Only 18% of ANC voters polled by Ipsos support Zuma, according to a Business Day report.

The survey‚ conducted in conjunction with the TV news channel‚ polled 3 500 adults between April 21 and May 22. Results showed that 62% of ANC voters disapproved of Zuma, suggesting that his continued presidency was exacting a heavy toll on the party’s electability.

According to party insiders, Zuma begged ANC leaders to give him until December to step down. This was confirmed by Kodwa.

Although Zuma did not make it clear during the meeting whether he would do so after the ANC elective conference, some NEC members are convinced that he will not only stand down as party leader but will also seriously consider stepping down as the country’s president.

The ANC constitution makes it difficult for the NEC to recall a state president who is still the ANC president.

In 2008, it was easier for the ANC NEC to resolve to recall Thabo Mbeki as state president after he lost his position as party leader to Zuma in 2007.

“My sense is that he [Zuma] has conditioned himself that it would be unsustainable for him to continue as president after December,” said one NEC member.

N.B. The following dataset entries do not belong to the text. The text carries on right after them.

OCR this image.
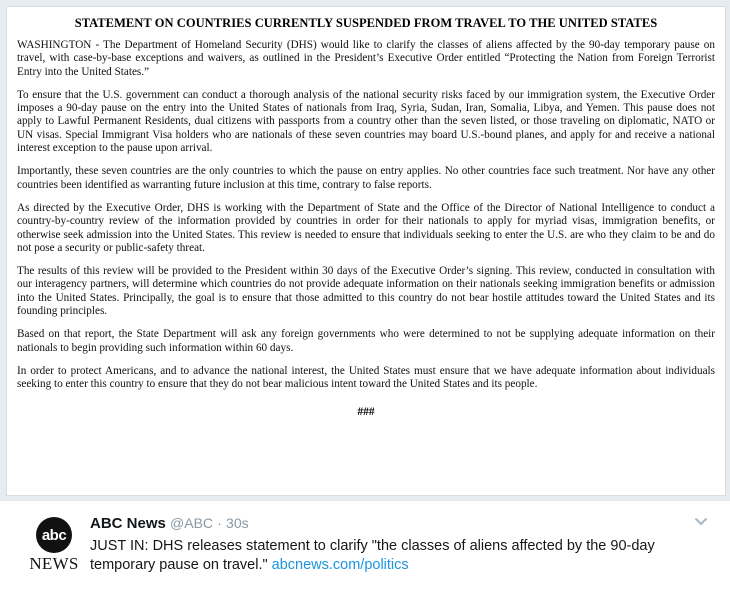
STATEMENT ON COUNTRIES CURRENTLY SUSPENDED FROM TRAVEL TO THE UNITED STATES

WASHINGTON - The Department of Homeland Security (DHS) would like to clarify the classes of aliens affected by the 90-day temporary pause on travel, with case-by-base exceptions and waivers, as outlined in the President’s Executive Order entitled “Protecting the Nation from Foreign Terrorist Entry into the United States.”

To ensure that the U.S. government can conduct a thorough analysis of the national security risks faced by our immigration system, the Executive Order imposes a 90-day pause on the entry into the United States of nationals from Iraq, Syria, Sudan, Iran, Somalia, Libya, and Yemen. This pause does not apply to Lawful Permanent Residents, dual citizens with passports from a country other than the seven listed, or those traveling on diplomatic, NATO or UN visas. Special Immigrant Visa holders who are nationals of these seven countries may board U.S.-bound planes, and apply for and receive a national interest exception to the pause upon arrival.

Importantly, these seven countries are the only countries to which the pause on entry applies. No other countries face such treatment. Nor have any other countries been identified as warranting future inclusion at this time, contrary to false reports.

As directed by the Executive Order, DHS is working with the Department of State and the Office of the Director of National Intelligence to conduct a country-by-country review of the information provided by countries in order for their nationals to apply for myriad visas, immigration benefits, or otherwise seek admission into the United States. This review is needed to ensure that individuals seeking to enter the U.S. are who they claim to be and do not pose a security or public-safety threat.

The results of this review will be provided to the President within 30 days of the Executive Order’s signing. This review, conducted in consultation with our interagency partners, will determine which countries do not provide adequate information on their nationals seeking immigration benefits or admission into the United States. Principally, the goal is to ensure that those admitted to this country do not bear hostile attitudes toward the United States and its founding principles.

Based on that report, the State Department will ask any foreign governments who were determined to not be supplying adequate information on their nationals to begin providing such information within 60 days.

In order to protect Americans, and to advance the national interest, the United States must ensure that we have adequate information about individuals seeking to enter this country to ensure that they do not bear malicious intent toward the United States and its people.

###
abc
NEWS
ABC News @ABC · 30s
JUST IN: DHS releases statement to clarify "the classes of aliens affected by the 90-day temporary pause on travel." abcnews.com/politics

It is unclear whether Zuma’s temporary reprieve will last until December. Opposition parties are adamant that some ANC MPs will support the Democratic Alliance’s motion of no confidence against Zuma if the Constitutional Court rules in favour of the United Democratic Movement’s application to have the motion take place through a secret ballot.

Alternatively, the opposition is hoping to have Zuma impeached before the end of the year if the Constitutional Court rules in favour of the application by Julius Malema’s Economic Freedom Fighters to force National Assembly speaker Baleka Mbete to establish a parliamentary inquiry into Zuma’s conduct.

This move came after the highest court in the land found Zuma had breached his oath of office by failing to implement former public protector Thuli Madonsela’s remedial action and pay back a portion of the R246‑million in public funds spent to upgrade his Nkandla homestead.